Overall error rate is very low, 0 - 0.7%. Relatively, Forest Tree method has the lowest false negative and highest false positive.

accurary_long <- gather(accurary, method, rate, 7:9)

ggplot(accurary_long, aes(x = factor(class), fill = factor(method), y = rate)) +
  geom_dotplot(binaxis = "y", stackdir = "center", position = "dodge")

## `stat_bindot()` using `bins = 30`. Pick better value with `binwidth`.

 #> `stat_bindot()` using `bins = 30`. Pick better value with `binwidth`.

Majority of the email, 85%, is trully non-spam email and true spam eamils account for around 14.5% of all emails.

Coclusion

In this document classification project I used 50% of emails as my training data and the rest as test data, I used three algorisms - Support vector machines, Forest tree, and Maximum entropy to do the classification. In the test, the accurary of these three models are: gave us over 99.3%, 99.3% and 98.9%. All three methods performed equally well.

Unsupervised text classification

** LDA: the Latent Dirichlet Allocation**

library(topicmodels)

## Warning: package 'topicmodels' was built under R version 3.3.3

lda_out <- LDA(dtm_mix, 2)
posterior_lda <- posterior(lda_out)
lda_topics <- data.frame(t(posterior_lda$topics))

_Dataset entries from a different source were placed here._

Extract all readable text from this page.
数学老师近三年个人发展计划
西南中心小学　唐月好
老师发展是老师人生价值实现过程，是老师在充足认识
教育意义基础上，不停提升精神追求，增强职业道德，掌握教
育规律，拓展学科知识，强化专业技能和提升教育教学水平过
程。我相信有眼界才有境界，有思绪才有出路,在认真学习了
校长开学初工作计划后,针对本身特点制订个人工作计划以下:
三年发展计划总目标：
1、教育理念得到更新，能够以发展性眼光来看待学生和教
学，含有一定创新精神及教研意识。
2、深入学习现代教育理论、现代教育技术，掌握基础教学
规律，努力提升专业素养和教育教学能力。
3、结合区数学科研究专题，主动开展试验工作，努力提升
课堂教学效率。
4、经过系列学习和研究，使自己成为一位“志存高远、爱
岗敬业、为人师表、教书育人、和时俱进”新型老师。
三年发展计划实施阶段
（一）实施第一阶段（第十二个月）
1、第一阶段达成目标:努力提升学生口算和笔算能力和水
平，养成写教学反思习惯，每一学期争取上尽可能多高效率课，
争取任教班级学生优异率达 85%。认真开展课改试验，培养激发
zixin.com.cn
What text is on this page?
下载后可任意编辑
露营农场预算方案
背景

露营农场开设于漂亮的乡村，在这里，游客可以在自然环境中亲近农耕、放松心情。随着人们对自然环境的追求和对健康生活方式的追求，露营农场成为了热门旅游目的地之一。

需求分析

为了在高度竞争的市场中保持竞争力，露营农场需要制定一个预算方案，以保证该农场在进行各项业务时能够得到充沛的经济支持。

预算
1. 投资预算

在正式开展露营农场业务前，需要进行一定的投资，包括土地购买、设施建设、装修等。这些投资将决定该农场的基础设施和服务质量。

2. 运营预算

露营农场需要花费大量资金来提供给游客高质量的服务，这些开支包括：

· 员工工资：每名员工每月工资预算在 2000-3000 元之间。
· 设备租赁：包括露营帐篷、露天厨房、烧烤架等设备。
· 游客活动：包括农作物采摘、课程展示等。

mean_topic_matrix <- matrix(
NA,
nrow = 2,
ncol = 2,
dimnames = list(names(table(classify_labels)),c("Ham", "Spam"))
)

## Filling matrix
for(i in 1:2){
mean_topic_matrix[i,] <- apply(lda_topics[, which(classify_labels ==
rownames(mean_topic_matrix)[i])], 1, mean)
}

## Outputting rounded matrix
round(mean_topic_matrix, 2)

##       Ham Spam
## Ham  0.94 0.06
## Spam 0.76 0.24

terms(lda_out, 20)

##       Topic 1             Topic 2                 
##  [1,] "sep"               "width"                 
##  [2,] "esmtp"             "height"                
##  [3,] "localhost"         "widthd"                
##  [4,] "aug"               "border"                
##  [5,] "receiv"            "tabl"                  
##  [6,] "oct"               "helvetica"             
##  [7,] "postfix"           "cellpad"               
##  [8,] "istreceiv"         "cellspac"              
##  [9,] "thu"               "size"                  
## [10,] "mon"               "font"                  
## [11,] "from"              "faceari"               
## [12,] "wed"               "heightd"               
## [13,] "jalapeno"          "img"                   
## [14,] "jmlocalhost"       "srchttpwwwcnetcombgif" 
## [15,] "tue"               "borderd"               
## [16,] "dogmaslashnullorg" "heighttdtd"            
## [17,] "the"               "srchttphomecnetcombgif"
## [18,] "returnpath"        "alt"                   
## [19,] "fri"               "arial"                 
## [20,] "use"               "srchttpwwwzdnetcombgif"

The terms, at least the first 20, assicated to either ham or spam could not help people to figure out the label. Maybe for unsupervised method it will be more appropriate to only extrac the email body for text analysis.